Le padel sur les campus
Jules

Padel, les campus prennent la balle au rebond

Ni tout à fait tennis, ni vraiment squash, le padel s’impose sur les terrains… et dans les emplois du temps étudiants. Accessible, fun et convivial, il séduit aussi bien les débutants que les anciens accros au tennis. Maxime et Jules, 22 et 18 ans, ont tous deux chopé le virus. Et ils ne sont pas près de lâcher leur raquette.

Ce n’est pas une mode. C’est un raz-de-marée. Le padel s’invite dans les clubs, les facs, les écoles de commerce et dans les plannings d’étudiants à la recherche d’un sport qui défoule sans trop de formalités. « J’ai découvert le padel pendant un job étudiant, il y avait des terrains juste à côté. J’ai testé par curiosité, et maintenant, je joue trois à quatre fois par semaine » explique Maxime, étudiant en master d’ingénierie mathématique à l’Université Côte d’Azur. Avant ça, il n’avait jamais touché une balle de tennis. Pas grave : « c’est hyper intuitif ! » Même enthousiasme du côté de Jules, étudiant à l’ESSCA Aix et tennisman aguerri (classé 5/6). « Dès que mon club a monté un terrain, j’ai voulu essayer et j’y ai pris goût direct. Et depuis que je suis à l’école, j’ai même créé un club de padel en lien avec le BDS. On a lancé un tournoi dans l’école avec plus de 24 joueurs, et un groupe WhatsApp qui compte plus de 50 membres. »

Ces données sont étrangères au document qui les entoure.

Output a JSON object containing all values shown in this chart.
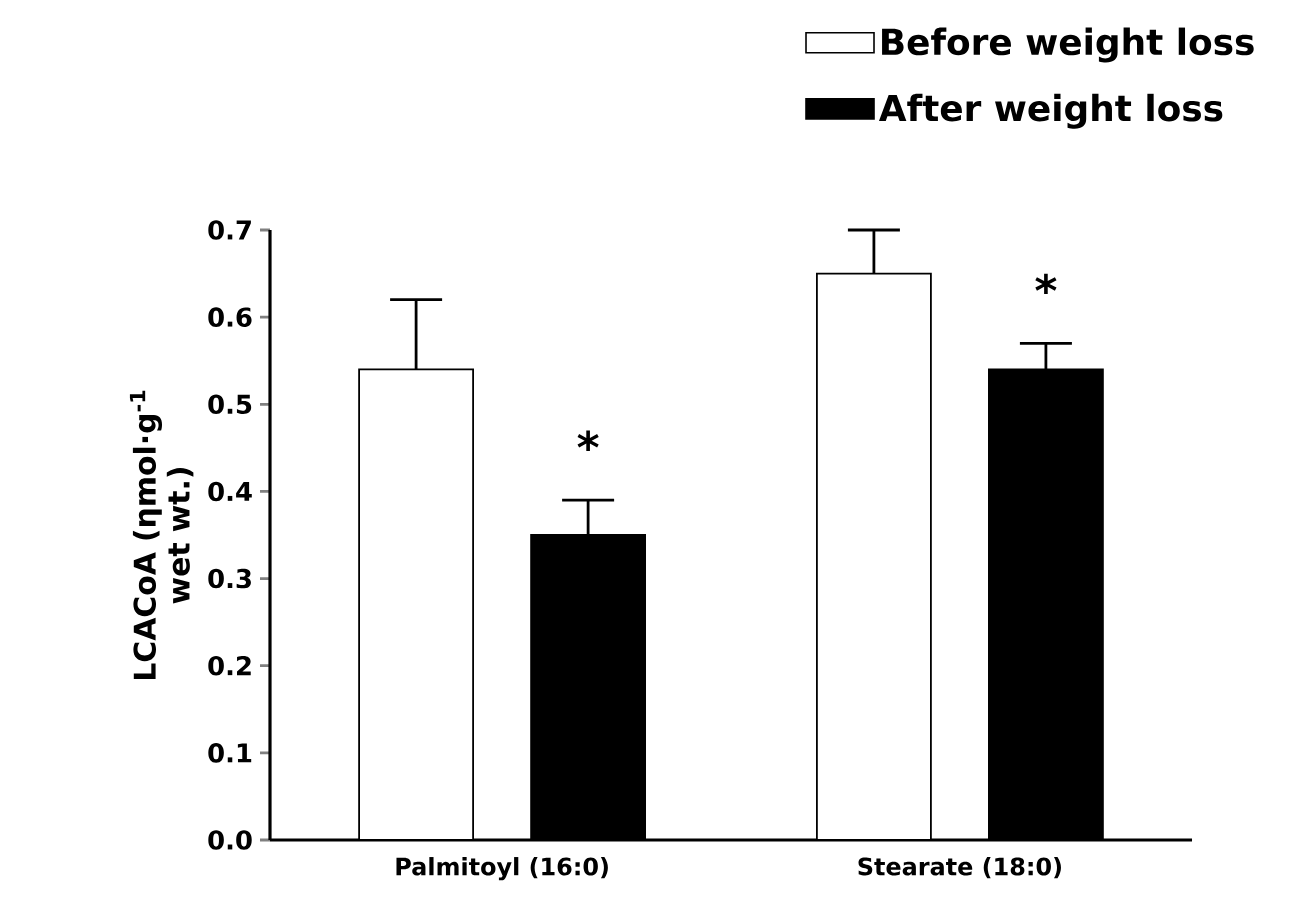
{
  "chart_data": {
    "type": "bar",
    "ylabel": "LCACoA (ηmol·g$^{-1}$ wet wt.)",
    "categories": [
      "Palmitoyl (16:0)",
      "Stearate (18:0)"
    ],
    "series": [
      {
        "name": "Before weight loss",
        "color": "#ffffff",
        "values": [
          0.54,
          0.65
        ],
        "errors": [
          [
            0.54,
            0.62
          ],
          [
            0.65,
            0.7
          ]
        ]
      },
      {
        "name": "After weight loss",
        "color": "#000000",
        "values": [
          0.35,
          0.54
        ],
        "errors": [
          [
            0.35,
            0.39
          ],
          [
            0.54,
            0.57
          ]
        ]
      }
    ],
    "ylim": [
      0,
      0.7
    ],
    "yticks": [
      {
        "value": 0,
        "label": "0.0"
      },
      0.1,
      0.2,
      0.3,
      0.4,
      0.5,
      0.6,
      0.7
    ],
    "legend": "top right",
    "annotations": [
      "*",
      "*"
    ]
  }
}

Le padel : accessible, convivial… et addictif

Mais pourquoi le padel a-t-il un succès aussi fulgurant ? La réponse tient en quelques mots : c’est rapide à prendre en main, ultra ludique, et surtout, ça se joue à quatre. « Ça change tout » souligne Maxime. « On partage plus, c’est plus convivial que le tennis. Et le côté dynamique, avec les phases de jeu qui s’enchaînent, c’est super kiffant. On peut même inventer ses coups, c’est très créatif. » Même son de cloche chez Jules. « En quatre heures de padel, tu peux déjà jouer à un niveau loisir, c’est ça qui plaît. Tu progresses vite, tu t’amuses tout de suite. » Et contrairement à d’autres sports qui demandent un gros engagement physique ou une technique béton, ici, chacun peut trouver sa place. « Tout le monde peut y arriver, avec ses points forts et ses faiblesses. » Mais attention, qui dit accessible ne veut pas dire sans exigences. Maxime a quelques conseils en réserve. « Il faut un bon équipement, de bonnes chaussures surtout. Mieux vaut aussi éviter de se précipiter ou de frapper trop fort. Le plus important, c’est d’apprendre à prendre son temps. » Jules, ajoute une règle d’or : « Jouer pour l’équipe plutôt que pour soi est essentiel, car seule une vraie coordination dans les déplacements, la communication et la stratégie permet de couvrir le terrain efficacement, de créer des opportunités et de résister à la pression adverse. »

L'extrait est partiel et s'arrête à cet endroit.